Eleição na Colômbia coroa virada histórica na América Latina
Para o cientista político Luis Fernandes, a eleição de Gustavo Petro será importante para todo o continente e confirma o esgotamento neoliberal
Publicado 29/06/2022 19:02 | Editado 30/06/2022 09:44
Enquanto a maioria dos países latino-americanos alternavam entre governos de direita e esquerda, a Colômbia sempre foi aquele quartel-general da direita no continente. Sendo uma das principais economias do continente, o país acabava sendo um ponto fora da curva para governos de esquerda nas articulações estratégicas da Unasul, o bloco regional criado por governos de esquerda no início deste século.

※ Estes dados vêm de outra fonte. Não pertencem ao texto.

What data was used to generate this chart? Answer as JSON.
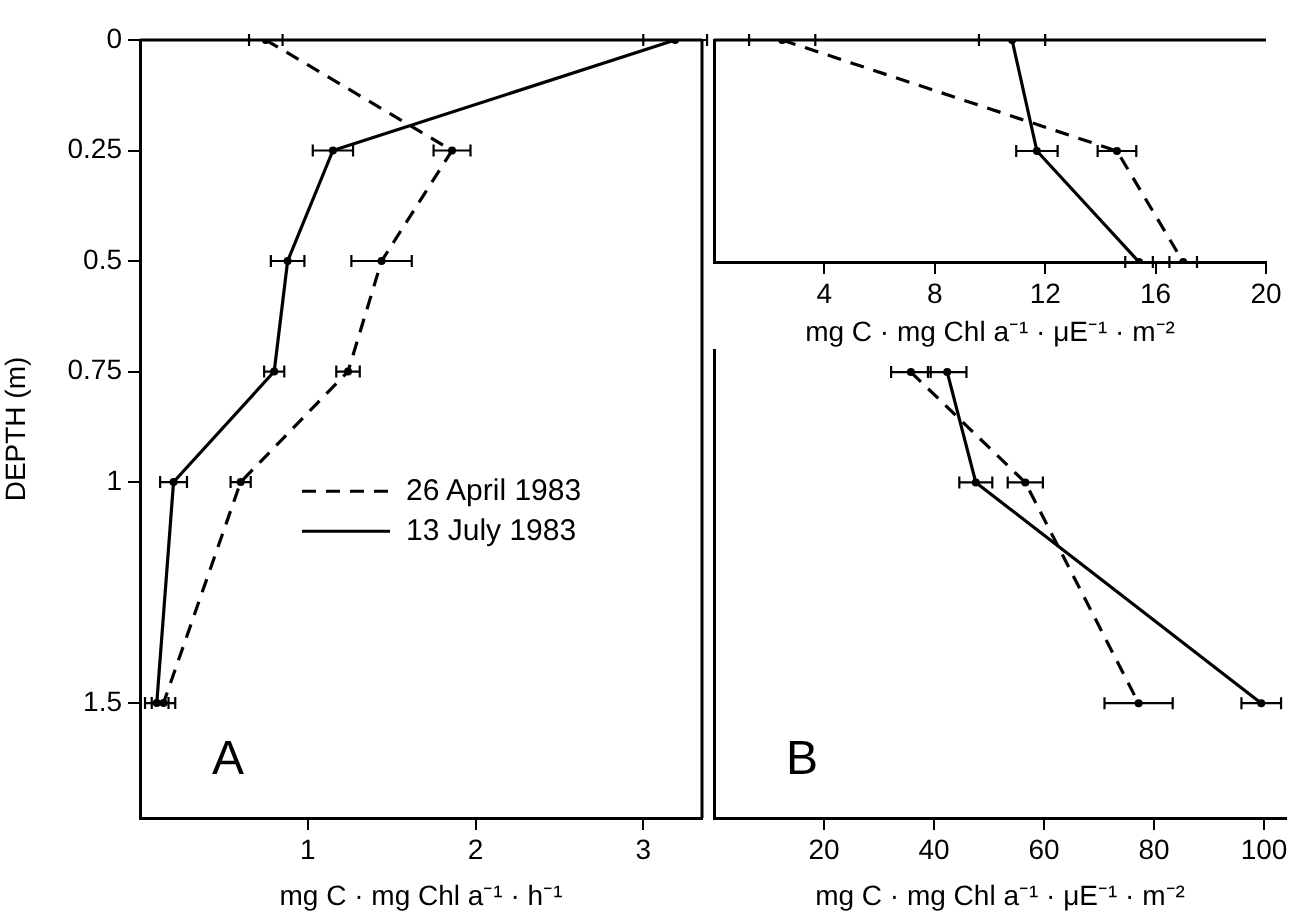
{
  "chart_data": [
    {
      "type": "line",
      "ylabel": "DEPTH (m)",
      "xlabel": "mg C · mg Chl a⁻¹ · h⁻¹",
      "annotations": [
        "A"
      ],
      "xlim": [
        0,
        3.35
      ],
      "xticks": [
        1,
        2,
        3
      ],
      "ylim": [
        1.76,
        0
      ],
      "yticks": [
        0,
        0.25,
        0.5,
        0.75,
        1,
        1.5
      ],
      "legend": "right",
      "marker": "circle",
      "series": [
        {
          "name": "26 April 1983",
          "color": "#000000",
          "line_style": "dashed",
          "x": [
            0.75,
            1.86,
            1.44,
            1.24,
            0.6,
            0.14
          ],
          "values": [
            0,
            0.25,
            0.5,
            0.75,
            1,
            1.5
          ],
          "xerrors": [
            0.1,
            0.11,
            0.18,
            0.07,
            0.06,
            0.07
          ]
        },
        {
          "name": "13 July 1983",
          "color": "#000000",
          "line_style": "solid",
          "x": [
            3.19,
            1.15,
            0.88,
            0.8,
            0.2,
            0.1
          ],
          "values": [
            0,
            0.25,
            0.5,
            0.75,
            1,
            1.5
          ],
          "xerrors": [
            0.19,
            0.12,
            0.1,
            0.06,
            0.08,
            0.07
          ]
        }
      ]
    },
    {
      "type": "line",
      "orientation": "horizontal",
      "xlabel": "mg C · mg Chl a⁻¹ · μE⁻¹ · m⁻²",
      "categories": [
        null,
        null,
        null
      ],
      "xlim": [
        0,
        20
      ],
      "xticks": [
        4,
        8,
        12,
        16,
        20
      ],
      "marker": "circle",
      "series": [
        {
          "color": "#000000",
          "line_style": "dashed",
          "values": [
            2.47,
            14.6,
            17.0
          ],
          "errors": [
            1.2,
            0.7,
            0.5
          ]
        },
        {
          "color": "#000000",
          "line_style": "solid",
          "values": [
            10.8,
            11.7,
            15.4
          ],
          "errors": [
            1.2,
            0.75,
            0.5
          ]
        }
      ]
    },
    {
      "type": "line",
      "orientation": "horizontal",
      "xlabel": "mg C · mg Chl a⁻¹ · μE⁻¹ · m⁻²",
      "annotations": [
        "B"
      ],
      "categories": [
        null,
        null,
        null,
        null
      ],
      "xlim": [
        0,
        104
      ],
      "xticks": [
        20,
        40,
        60,
        80,
        100
      ],
      "marker": "circle",
      "series": [
        {
          "color": "#000000",
          "line_style": "dashed",
          "values": [
            35.8,
            56.6,
            null,
            77.2
          ],
          "errors": [
            3.6,
            3.2,
            null,
            6.2
          ]
        },
        {
          "color": "#000000",
          "line_style": "solid",
          "values": [
            42.4,
            47.6,
            null,
            99.5
          ],
          "errors": [
            3.5,
            3,
            null,
            3.6
          ]
        }
      ]
    }
  ]
}
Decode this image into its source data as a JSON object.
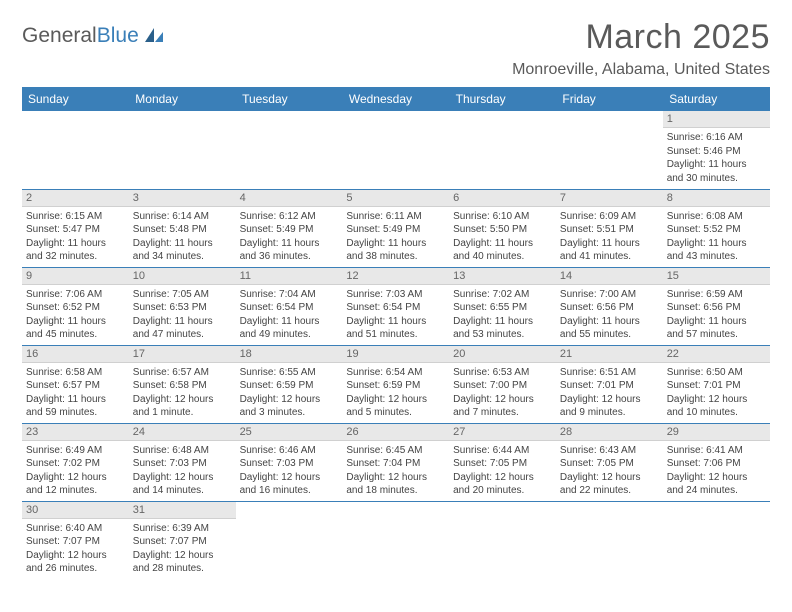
{
  "logo": {
    "textA": "General",
    "textB": "Blue"
  },
  "title": "March 2025",
  "location": "Monroeville, Alabama, United States",
  "colors": {
    "accent": "#3a7fb8",
    "header_bg": "#3a7fb8",
    "daynum_bg": "#e8e8e8"
  },
  "weekdays": [
    "Sunday",
    "Monday",
    "Tuesday",
    "Wednesday",
    "Thursday",
    "Friday",
    "Saturday"
  ],
  "weeks": [
    [
      null,
      null,
      null,
      null,
      null,
      null,
      {
        "num": "1",
        "sunrise": "Sunrise: 6:16 AM",
        "sunset": "Sunset: 5:46 PM",
        "daylight": "Daylight: 11 hours and 30 minutes."
      }
    ],
    [
      {
        "num": "2",
        "sunrise": "Sunrise: 6:15 AM",
        "sunset": "Sunset: 5:47 PM",
        "daylight": "Daylight: 11 hours and 32 minutes."
      },
      {
        "num": "3",
        "sunrise": "Sunrise: 6:14 AM",
        "sunset": "Sunset: 5:48 PM",
        "daylight": "Daylight: 11 hours and 34 minutes."
      },
      {
        "num": "4",
        "sunrise": "Sunrise: 6:12 AM",
        "sunset": "Sunset: 5:49 PM",
        "daylight": "Daylight: 11 hours and 36 minutes."
      },
      {
        "num": "5",
        "sunrise": "Sunrise: 6:11 AM",
        "sunset": "Sunset: 5:49 PM",
        "daylight": "Daylight: 11 hours and 38 minutes."
      },
      {
        "num": "6",
        "sunrise": "Sunrise: 6:10 AM",
        "sunset": "Sunset: 5:50 PM",
        "daylight": "Daylight: 11 hours and 40 minutes."
      },
      {
        "num": "7",
        "sunrise": "Sunrise: 6:09 AM",
        "sunset": "Sunset: 5:51 PM",
        "daylight": "Daylight: 11 hours and 41 minutes."
      },
      {
        "num": "8",
        "sunrise": "Sunrise: 6:08 AM",
        "sunset": "Sunset: 5:52 PM",
        "daylight": "Daylight: 11 hours and 43 minutes."
      }
    ],
    [
      {
        "num": "9",
        "sunrise": "Sunrise: 7:06 AM",
        "sunset": "Sunset: 6:52 PM",
        "daylight": "Daylight: 11 hours and 45 minutes."
      },
      {
        "num": "10",
        "sunrise": "Sunrise: 7:05 AM",
        "sunset": "Sunset: 6:53 PM",
        "daylight": "Daylight: 11 hours and 47 minutes."
      },
      {
        "num": "11",
        "sunrise": "Sunrise: 7:04 AM",
        "sunset": "Sunset: 6:54 PM",
        "daylight": "Daylight: 11 hours and 49 minutes."
      },
      {
        "num": "12",
        "sunrise": "Sunrise: 7:03 AM",
        "sunset": "Sunset: 6:54 PM",
        "daylight": "Daylight: 11 hours and 51 minutes."
      },
      {
        "num": "13",
        "sunrise": "Sunrise: 7:02 AM",
        "sunset": "Sunset: 6:55 PM",
        "daylight": "Daylight: 11 hours and 53 minutes."
      },
      {
        "num": "14",
        "sunrise": "Sunrise: 7:00 AM",
        "sunset": "Sunset: 6:56 PM",
        "daylight": "Daylight: 11 hours and 55 minutes."
      },
      {
        "num": "15",
        "sunrise": "Sunrise: 6:59 AM",
        "sunset": "Sunset: 6:56 PM",
        "daylight": "Daylight: 11 hours and 57 minutes."
      }
    ],
    [
      {
        "num": "16",
        "sunrise": "Sunrise: 6:58 AM",
        "sunset": "Sunset: 6:57 PM",
        "daylight": "Daylight: 11 hours and 59 minutes."
      },
      {
        "num": "17",
        "sunrise": "Sunrise: 6:57 AM",
        "sunset": "Sunset: 6:58 PM",
        "daylight": "Daylight: 12 hours and 1 minute."
      },
      {
        "num": "18",
        "sunrise": "Sunrise: 6:55 AM",
        "sunset": "Sunset: 6:59 PM",
        "daylight": "Daylight: 12 hours and 3 minutes."
      },
      {
        "num": "19",
        "sunrise": "Sunrise: 6:54 AM",
        "sunset": "Sunset: 6:59 PM",
        "daylight": "Daylight: 12 hours and 5 minutes."
      },
      {
        "num": "20",
        "sunrise": "Sunrise: 6:53 AM",
        "sunset": "Sunset: 7:00 PM",
        "daylight": "Daylight: 12 hours and 7 minutes."
      },
      {
        "num": "21",
        "sunrise": "Sunrise: 6:51 AM",
        "sunset": "Sunset: 7:01 PM",
        "daylight": "Daylight: 12 hours and 9 minutes."
      },
      {
        "num": "22",
        "sunrise": "Sunrise: 6:50 AM",
        "sunset": "Sunset: 7:01 PM",
        "daylight": "Daylight: 12 hours and 10 minutes."
      }
    ],
    [
      {
        "num": "23",
        "sunrise": "Sunrise: 6:49 AM",
        "sunset": "Sunset: 7:02 PM",
        "daylight": "Daylight: 12 hours and 12 minutes."
      },
      {
        "num": "24",
        "sunrise": "Sunrise: 6:48 AM",
        "sunset": "Sunset: 7:03 PM",
        "daylight": "Daylight: 12 hours and 14 minutes."
      },
      {
        "num": "25",
        "sunrise": "Sunrise: 6:46 AM",
        "sunset": "Sunset: 7:03 PM",
        "daylight": "Daylight: 12 hours and 16 minutes."
      },
      {
        "num": "26",
        "sunrise": "Sunrise: 6:45 AM",
        "sunset": "Sunset: 7:04 PM",
        "daylight": "Daylight: 12 hours and 18 minutes."
      },
      {
        "num": "27",
        "sunrise": "Sunrise: 6:44 AM",
        "sunset": "Sunset: 7:05 PM",
        "daylight": "Daylight: 12 hours and 20 minutes."
      },
      {
        "num": "28",
        "sunrise": "Sunrise: 6:43 AM",
        "sunset": "Sunset: 7:05 PM",
        "daylight": "Daylight: 12 hours and 22 minutes."
      },
      {
        "num": "29",
        "sunrise": "Sunrise: 6:41 AM",
        "sunset": "Sunset: 7:06 PM",
        "daylight": "Daylight: 12 hours and 24 minutes."
      }
    ],
    [
      {
        "num": "30",
        "sunrise": "Sunrise: 6:40 AM",
        "sunset": "Sunset: 7:07 PM",
        "daylight": "Daylight: 12 hours and 26 minutes."
      },
      {
        "num": "31",
        "sunrise": "Sunrise: 6:39 AM",
        "sunset": "Sunset: 7:07 PM",
        "daylight": "Daylight: 12 hours and 28 minutes."
      },
      null,
      null,
      null,
      null,
      null
    ]
  ]
}
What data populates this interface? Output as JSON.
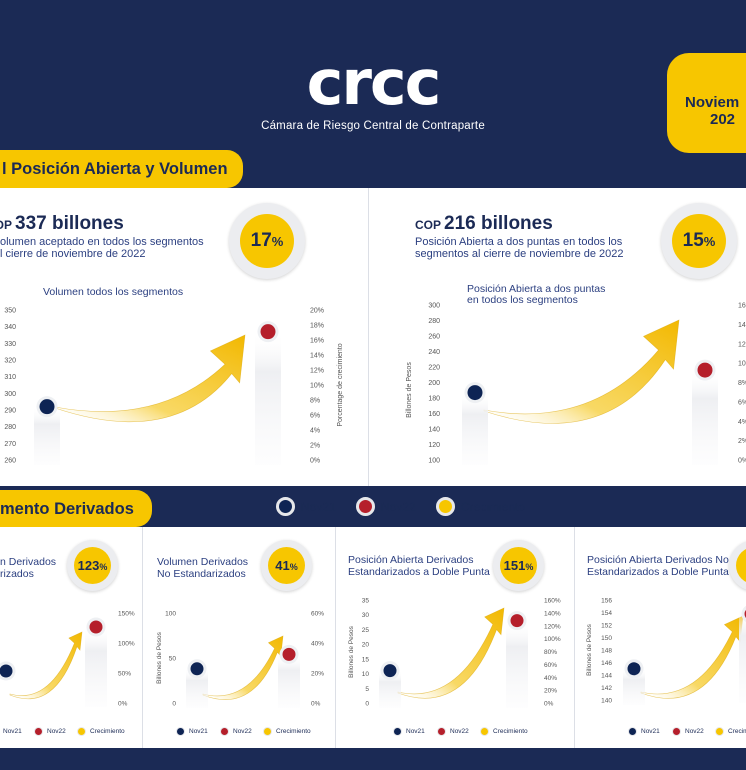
{
  "header": {
    "logo_text": "crcc",
    "logo_subtitle": "Cámara de Riesgo Central de Contraparte",
    "date_month": "Noviem",
    "date_year": "202"
  },
  "colors": {
    "nov21": "#0e2454",
    "nov22": "#b51f2b",
    "crecimiento": "#f7c600"
  },
  "section1": {
    "tab_label": "l Posición Abierta y Volumen",
    "left": {
      "currency": "COP",
      "amount": "337 billones",
      "desc_line1": "olumen aceptado en todos los segmentos",
      "desc_line2": "l cierre de noviembre de 2022",
      "pct_value": "17",
      "pct_sign": "%",
      "chart_title": "Volumen todos  los segmentos"
    },
    "right": {
      "currency": "COP",
      "amount": "216 billones",
      "desc_line1": "Posición Abierta a dos puntas en todos los",
      "desc_line2": "segmentos al cierre de noviembre de 2022",
      "pct_value": "15",
      "pct_sign": "%",
      "chart_title_line1": "Posición Abierta a dos puntas",
      "chart_title_line2": "en todos los segmentos"
    }
  },
  "legend": {
    "nov21": "Nov21",
    "nov22": "Nov22",
    "crecimiento": "Crecimiento"
  },
  "section2": {
    "tab_label": "mento Derivados",
    "panels": [
      {
        "title_line1": "n Derivados",
        "title_line2": "rizados",
        "pct_value": "123",
        "pct_sign": "%"
      },
      {
        "title_line1": "Volumen Derivados",
        "title_line2": "No Estandarizados",
        "pct_value": "41",
        "pct_sign": "%"
      },
      {
        "title_line1": "Posición Abierta Derivados",
        "title_line2": "Estandarizados a Doble Punta",
        "pct_value": "151",
        "pct_sign": "%"
      },
      {
        "title_line1": "Posición Abierta Derivados No",
        "title_line2": "Estandarizados a Doble Punta",
        "pct_value": "",
        "pct_sign": ""
      }
    ],
    "mini_legend": {
      "nov21": "Nov21",
      "nov22": "Nov22",
      "crecimiento": "Crecimiento"
    }
  },
  "chart_data": [
    {
      "type": "scatter",
      "title": "Volumen todos  los segmentos",
      "ylabel": "",
      "y2label": "Porcentage de crecimiento",
      "ylim": [
        260,
        350
      ],
      "y2lim": [
        0,
        20
      ],
      "y_ticks": [
        "350",
        "340",
        "330",
        "320",
        "310",
        "300",
        "290",
        "280",
        "270",
        "260"
      ],
      "y2_ticks": [
        "20%",
        "18%",
        "16%",
        "14%",
        "12%",
        "10%",
        "8%",
        "6%",
        "4%",
        "2%",
        "0%"
      ],
      "series": [
        {
          "name": "Nov21",
          "values": [
            292
          ]
        },
        {
          "name": "Nov22",
          "values": [
            337
          ]
        },
        {
          "name": "Crecimiento",
          "values": [
            17
          ]
        }
      ]
    },
    {
      "type": "scatter",
      "title": "Posición Abierta a dos puntas en todos los segmentos",
      "ylabel": "Billones de Pesos",
      "ylim": [
        100,
        300
      ],
      "y2lim": [
        0,
        16
      ],
      "y_ticks": [
        "300",
        "280",
        "260",
        "240",
        "220",
        "200",
        "180",
        "160",
        "140",
        "120",
        "100"
      ],
      "y2_ticks": [
        "16",
        "14",
        "12",
        "10",
        "8%",
        "6%",
        "4%",
        "2%",
        "0%"
      ],
      "series": [
        {
          "name": "Nov21",
          "values": [
            187
          ]
        },
        {
          "name": "Nov22",
          "values": [
            216
          ]
        },
        {
          "name": "Crecimiento",
          "values": [
            15
          ]
        }
      ]
    },
    {
      "type": "scatter",
      "title": "",
      "ylabel": "",
      "y2lim": [
        0,
        150
      ],
      "y2_ticks": [
        "150%",
        "100%",
        "50%",
        "0%"
      ],
      "series": [
        {
          "name": "Nov21",
          "values": []
        },
        {
          "name": "Nov22",
          "values": []
        },
        {
          "name": "Crecimiento",
          "values": [
            123
          ]
        }
      ]
    },
    {
      "type": "scatter",
      "title": "Volumen Derivados No Estandarizados",
      "ylabel": "Billones de Pesos",
      "ylim": [
        0,
        100
      ],
      "y2lim": [
        0,
        60
      ],
      "y_ticks": [
        "100",
        "50",
        "0"
      ],
      "y2_ticks": [
        "60%",
        "40%",
        "20%",
        "0%"
      ],
      "series": [
        {
          "name": "Nov21",
          "values": [
            38
          ]
        },
        {
          "name": "Nov22",
          "values": [
            54
          ]
        },
        {
          "name": "Crecimiento",
          "values": [
            41
          ]
        }
      ]
    },
    {
      "type": "scatter",
      "title": "Posición Abierta Derivados Estandarizados a Doble Punta",
      "ylabel": "Billones de Pesos",
      "ylim": [
        0,
        35
      ],
      "y2lim": [
        0,
        160
      ],
      "y_ticks": [
        "35",
        "30",
        "25",
        "20",
        "15",
        "10",
        "5",
        "0"
      ],
      "y2_ticks": [
        "160%",
        "140%",
        "120%",
        "100%",
        "80%",
        "60%",
        "40%",
        "20%",
        "0%"
      ],
      "series": [
        {
          "name": "Nov21",
          "values": [
            11
          ]
        },
        {
          "name": "Nov22",
          "values": [
            28
          ]
        },
        {
          "name": "Crecimiento",
          "values": [
            151
          ]
        }
      ]
    },
    {
      "type": "scatter",
      "title": "Posición Abierta Derivados No Estandarizados a Doble Punta",
      "ylabel": "Billones de Pesos",
      "ylim": [
        140,
        156
      ],
      "y_ticks": [
        "156",
        "154",
        "152",
        "150",
        "148",
        "146",
        "144",
        "142",
        "140"
      ],
      "series": [
        {
          "name": "Nov21",
          "values": [
            145
          ]
        },
        {
          "name": "Nov22",
          "values": []
        },
        {
          "name": "Crecimiento",
          "values": []
        }
      ]
    }
  ]
}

Com a eventual eleição da chapa Lula-Alckmin, a vitória na Colômbia coroa uma virada histórica no continente e vai consolidar a integração regional e uma iniciativa que dará nova voz no mundo, não só ao Brasil, mas à América Latina. Esta é a opinião expressa pelo cientista político e professor da UFRJ, Luis Fernandes.
Com a vitória inédita da esquerda de Gustavo Petro e Francia Márquez, anuncia-se uma virada importante nas relações regionais. Para o analista internacional, este resultado eleitoral não foi importante apenas para a esquerda.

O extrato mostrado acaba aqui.